New env var: TARGET_DATASET_STORAGE_SIZE_BYTES defaulted to 20 GiB. when cleanup triggers (live usage exceeds the 24 GiB MAX), it will delete oldest pieces until usage drops below the 20 GiB TARGET, creating ~4 GiB of headroom.

at the current growth rate (4 deals/SP/hour × 10 MiB = ~960 MiB/day), 4 GiB of headroom gives ~4 days before the high-water mark is hit again, which aligns well with a daily cleanup cadence.

For the bounded budget:

runtime budget: already have MAX_PIECE_CLEANUP_RUNTIME_SECONDS (default 300s)
piece-count budget: I can add MAX_PIECES_PER_CLEANUP_RUN (default e.g., 500) as a hard cap on deletions per run
this gives operators three points: time budget, piece-count budget, and target headroom. do you think both budget types, or is just the runtime cap sufficient?

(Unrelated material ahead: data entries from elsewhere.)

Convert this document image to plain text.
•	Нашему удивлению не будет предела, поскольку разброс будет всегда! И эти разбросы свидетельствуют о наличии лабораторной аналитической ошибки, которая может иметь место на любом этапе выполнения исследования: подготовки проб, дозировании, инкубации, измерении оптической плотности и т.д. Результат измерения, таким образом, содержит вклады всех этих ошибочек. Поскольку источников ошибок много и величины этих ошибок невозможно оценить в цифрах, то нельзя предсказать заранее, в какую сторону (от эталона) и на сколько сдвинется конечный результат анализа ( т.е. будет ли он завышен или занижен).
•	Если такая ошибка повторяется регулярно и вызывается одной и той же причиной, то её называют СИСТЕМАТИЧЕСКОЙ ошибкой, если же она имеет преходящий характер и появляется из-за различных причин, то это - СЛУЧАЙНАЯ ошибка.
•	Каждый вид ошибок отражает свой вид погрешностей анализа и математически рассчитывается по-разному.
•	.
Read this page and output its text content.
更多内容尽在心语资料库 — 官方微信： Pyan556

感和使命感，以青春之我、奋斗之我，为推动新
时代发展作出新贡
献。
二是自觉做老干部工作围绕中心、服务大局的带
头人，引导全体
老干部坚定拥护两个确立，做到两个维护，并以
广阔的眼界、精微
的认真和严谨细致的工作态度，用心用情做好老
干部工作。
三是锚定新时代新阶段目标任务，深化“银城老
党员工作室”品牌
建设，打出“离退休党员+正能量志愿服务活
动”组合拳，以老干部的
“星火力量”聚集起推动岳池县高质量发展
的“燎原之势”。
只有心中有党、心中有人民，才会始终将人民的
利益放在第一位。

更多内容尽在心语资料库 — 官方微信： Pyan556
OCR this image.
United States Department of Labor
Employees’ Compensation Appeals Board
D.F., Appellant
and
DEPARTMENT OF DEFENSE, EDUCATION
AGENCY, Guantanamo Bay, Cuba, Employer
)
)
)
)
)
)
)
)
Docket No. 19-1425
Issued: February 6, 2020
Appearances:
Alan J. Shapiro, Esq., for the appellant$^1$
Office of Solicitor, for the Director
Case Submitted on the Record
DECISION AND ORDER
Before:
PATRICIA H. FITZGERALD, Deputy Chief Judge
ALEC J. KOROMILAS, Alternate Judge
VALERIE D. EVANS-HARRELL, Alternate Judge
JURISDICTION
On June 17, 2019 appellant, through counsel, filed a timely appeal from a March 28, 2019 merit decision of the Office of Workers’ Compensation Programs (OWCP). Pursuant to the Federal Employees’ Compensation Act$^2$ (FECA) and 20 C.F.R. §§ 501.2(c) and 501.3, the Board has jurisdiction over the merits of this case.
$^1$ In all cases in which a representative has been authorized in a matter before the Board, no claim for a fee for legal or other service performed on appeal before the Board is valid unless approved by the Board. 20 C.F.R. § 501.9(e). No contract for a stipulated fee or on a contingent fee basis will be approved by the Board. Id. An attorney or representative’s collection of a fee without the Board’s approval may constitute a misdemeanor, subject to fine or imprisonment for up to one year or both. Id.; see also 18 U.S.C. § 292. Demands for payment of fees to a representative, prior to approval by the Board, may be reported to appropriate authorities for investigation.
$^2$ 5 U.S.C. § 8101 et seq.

let me know if i am on right path @SgtPooki !

[SgtPooki]

sorry i didn't get to this. heading on vacation so i wont be able to look until 2026 APR 8+

@silent-cipher can you take over?

[silent-cipher]

We generally use standardized field names in structured logs to help with filtering in SPs:

• providerAddress
• providerId
• providerName

It would be good to align logs with these conventions. I’ve added a few suggestions, but it may be worth applying this consistently across all log statements.

---

The current deletion flow looks potentially incorrect.
When creating a storage context, the sdk resolves the dataset using either:

• dataset metadata (via options), or
• dataSetId (preferred for explicit resolution)

In this case, since no metadata is provided, the SDK may resolve a dataset with empty metadata, which is risky. We should explicitly pass dataSetId to ensure correct dataset resolution before calling deletePiece.

[silent-cipher]

job-schedule.repository.ts likely needs to be revisited.

• deleteSchedulesForInactiveProviders should include the piece_cleanup job type
• countBossJobStates should also account for piece_cleanup jobs
• minBossJobAgeSecondsByState should include piece_cleanup in its query as well

[Chaitu-Tatipamula]

job-schedule.repository.ts likely needs to be revisited.

• deleteSchedulesForInactiveProviders should include the piece_cleanup job type
• countBossJobStates should also account for piece_cleanup jobs
• minBossJobAgeSecondsByState should include piece_cleanup in its query as well

i am adding piece_cleanup to deleteSchedulesForInactiveProviders since this hardcodes the jobType. for countBossJobStates and minBossJobAgeSecondsByState, these already handle it: piece_cleanup jobs go through the shared sp.work queue with jobType being "piece_cleanup" wdyt @silent-cipher ?

[silent-cipher]

Overall, this lgtm!

One last suggestion: could we pass a consistent log context throughout the piece cleanup process, similar to what we do for deal, retrieval, and dataset creation flows?
This would help keep logging consistent and make debugging easier.

[SgtPooki]

Over-quota gating: Skips new deal creation for SPs that exceed the storage quota

we should not prevent deal creation.. we just need to make sure cleanup is releasing the pressure of large storage.

dealbot should constantly be running jobs that perform data-storage and retrieval checks.. im fixing the merge conflicts and addressing some things and will push up on this PR shortly.